The RSPCA is one of six major animal welfare charities and countryside organisations that have warned of the problem posed by fly-grazing (leaving horses on someone else’s land without permission).

A joint report between welfare groups, “Stop the scourge – time to address unlawful fly-grazing in England”, reveals the extent of the issue.

The report revealed more than 3,000 horses are being fly-grazed around England. Welfare groups now hope recognition of the problem will encourage legislation along the lines of the Control of Horses (Wales) Act 2014. This would enable local authorities and landowners to take swift and cost-effective action to deal with the issue.

David Bowles, head of external affairs for the RSPCA, said: “We are pleased the Government has finally recognised the law needs clarifying to help stop the scourge of fly-grazing on urban and farm land.

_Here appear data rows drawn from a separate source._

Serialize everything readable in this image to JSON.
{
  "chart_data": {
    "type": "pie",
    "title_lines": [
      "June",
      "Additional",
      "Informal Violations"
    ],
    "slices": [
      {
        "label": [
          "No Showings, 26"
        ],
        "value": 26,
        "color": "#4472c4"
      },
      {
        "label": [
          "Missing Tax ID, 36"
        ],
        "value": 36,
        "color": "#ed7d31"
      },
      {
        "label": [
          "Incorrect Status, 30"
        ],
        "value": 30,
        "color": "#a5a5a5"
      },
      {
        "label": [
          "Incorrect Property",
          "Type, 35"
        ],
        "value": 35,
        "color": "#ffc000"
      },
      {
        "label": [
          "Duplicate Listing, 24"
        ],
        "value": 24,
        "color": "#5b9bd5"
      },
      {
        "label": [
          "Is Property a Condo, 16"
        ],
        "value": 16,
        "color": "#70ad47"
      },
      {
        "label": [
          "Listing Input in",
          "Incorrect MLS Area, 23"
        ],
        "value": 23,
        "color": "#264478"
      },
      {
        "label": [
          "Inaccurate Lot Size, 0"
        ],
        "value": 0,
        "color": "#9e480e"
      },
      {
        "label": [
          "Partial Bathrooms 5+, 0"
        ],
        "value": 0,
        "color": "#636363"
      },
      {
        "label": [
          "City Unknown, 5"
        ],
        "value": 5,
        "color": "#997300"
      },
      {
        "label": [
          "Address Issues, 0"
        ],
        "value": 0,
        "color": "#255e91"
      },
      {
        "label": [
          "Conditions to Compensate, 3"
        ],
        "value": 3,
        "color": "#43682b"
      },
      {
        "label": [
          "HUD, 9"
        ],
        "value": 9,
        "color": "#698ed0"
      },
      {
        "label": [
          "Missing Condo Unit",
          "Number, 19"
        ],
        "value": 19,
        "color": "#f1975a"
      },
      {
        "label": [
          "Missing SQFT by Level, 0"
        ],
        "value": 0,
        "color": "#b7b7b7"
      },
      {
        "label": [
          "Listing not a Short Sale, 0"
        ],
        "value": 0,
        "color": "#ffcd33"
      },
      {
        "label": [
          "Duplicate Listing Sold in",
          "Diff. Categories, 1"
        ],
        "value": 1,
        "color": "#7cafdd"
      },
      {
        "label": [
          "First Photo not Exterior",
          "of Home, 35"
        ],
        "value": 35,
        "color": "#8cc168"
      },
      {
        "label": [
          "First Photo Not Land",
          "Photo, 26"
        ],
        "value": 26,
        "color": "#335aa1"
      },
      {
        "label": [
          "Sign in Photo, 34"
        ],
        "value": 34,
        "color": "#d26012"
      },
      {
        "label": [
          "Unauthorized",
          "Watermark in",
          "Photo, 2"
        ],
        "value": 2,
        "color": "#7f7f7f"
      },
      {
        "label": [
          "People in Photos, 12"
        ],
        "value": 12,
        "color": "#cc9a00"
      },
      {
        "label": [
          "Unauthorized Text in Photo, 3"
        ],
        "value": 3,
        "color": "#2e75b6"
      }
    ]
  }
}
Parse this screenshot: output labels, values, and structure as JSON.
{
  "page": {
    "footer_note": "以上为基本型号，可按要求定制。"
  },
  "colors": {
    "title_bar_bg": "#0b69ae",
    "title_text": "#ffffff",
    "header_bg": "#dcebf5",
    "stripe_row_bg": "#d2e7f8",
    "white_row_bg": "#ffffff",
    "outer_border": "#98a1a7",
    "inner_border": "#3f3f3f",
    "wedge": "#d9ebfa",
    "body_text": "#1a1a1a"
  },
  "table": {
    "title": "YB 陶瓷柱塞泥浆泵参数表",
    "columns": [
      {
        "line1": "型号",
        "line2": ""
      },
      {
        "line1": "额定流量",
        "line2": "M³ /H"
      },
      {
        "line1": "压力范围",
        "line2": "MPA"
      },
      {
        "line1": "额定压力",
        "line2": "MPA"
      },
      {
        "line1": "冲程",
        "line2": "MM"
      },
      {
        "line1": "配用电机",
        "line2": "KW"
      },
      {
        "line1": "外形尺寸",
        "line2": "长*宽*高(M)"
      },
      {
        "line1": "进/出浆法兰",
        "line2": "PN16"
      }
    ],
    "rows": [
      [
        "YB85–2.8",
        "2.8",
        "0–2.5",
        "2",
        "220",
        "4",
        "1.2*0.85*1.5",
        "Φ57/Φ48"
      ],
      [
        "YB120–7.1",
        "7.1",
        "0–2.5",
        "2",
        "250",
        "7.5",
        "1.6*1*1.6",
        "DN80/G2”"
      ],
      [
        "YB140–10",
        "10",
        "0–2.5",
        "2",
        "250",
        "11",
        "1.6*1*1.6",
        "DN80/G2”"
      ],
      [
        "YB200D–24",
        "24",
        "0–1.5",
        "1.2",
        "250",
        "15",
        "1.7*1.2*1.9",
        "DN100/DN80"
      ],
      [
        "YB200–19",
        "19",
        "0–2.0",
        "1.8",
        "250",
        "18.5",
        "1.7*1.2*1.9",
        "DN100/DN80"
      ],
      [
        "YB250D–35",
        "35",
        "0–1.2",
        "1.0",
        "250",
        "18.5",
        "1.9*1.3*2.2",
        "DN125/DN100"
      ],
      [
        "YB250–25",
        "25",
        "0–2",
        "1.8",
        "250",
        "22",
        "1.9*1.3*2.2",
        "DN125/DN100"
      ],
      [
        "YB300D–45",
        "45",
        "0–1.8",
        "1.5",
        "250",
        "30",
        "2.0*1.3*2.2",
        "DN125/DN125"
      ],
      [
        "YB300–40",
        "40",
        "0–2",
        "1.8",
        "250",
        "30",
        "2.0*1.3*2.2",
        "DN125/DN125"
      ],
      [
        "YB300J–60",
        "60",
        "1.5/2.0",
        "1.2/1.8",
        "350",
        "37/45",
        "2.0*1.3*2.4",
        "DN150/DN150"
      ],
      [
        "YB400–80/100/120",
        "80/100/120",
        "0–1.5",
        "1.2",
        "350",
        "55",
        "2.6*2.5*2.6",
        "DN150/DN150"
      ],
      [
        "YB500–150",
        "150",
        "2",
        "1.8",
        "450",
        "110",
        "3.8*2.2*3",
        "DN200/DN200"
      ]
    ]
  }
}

For years we have been calling on Defra to bring in tougher laws on fly-grazing that will enable landowners, including local authorities, to act more quickly to resolve these situations and serve as a real deterrent.

It is a welcome step forward and we hope that new legislation could be on the statute book by the end of this parliament.  

“Already we’ve seen numbers of horses fly-grazed in England growing as numbers in Wales are on the decrease after it introduced its own tougher laws in January this year. Charities just cannot keep picking up the pieces when horses are left by irresponsible owners on other people’s land with no accountability and very little thought for the animals’ welfare.

“People expect us to be able to remove animals, but current legislation does not make this easy and we just cannot ask police to remove horses unless they are suffering.”

Particular fly-grazing hot spots are the Midlands and the Thames Estuary. A map has been produced to illustrate the scale of the problem.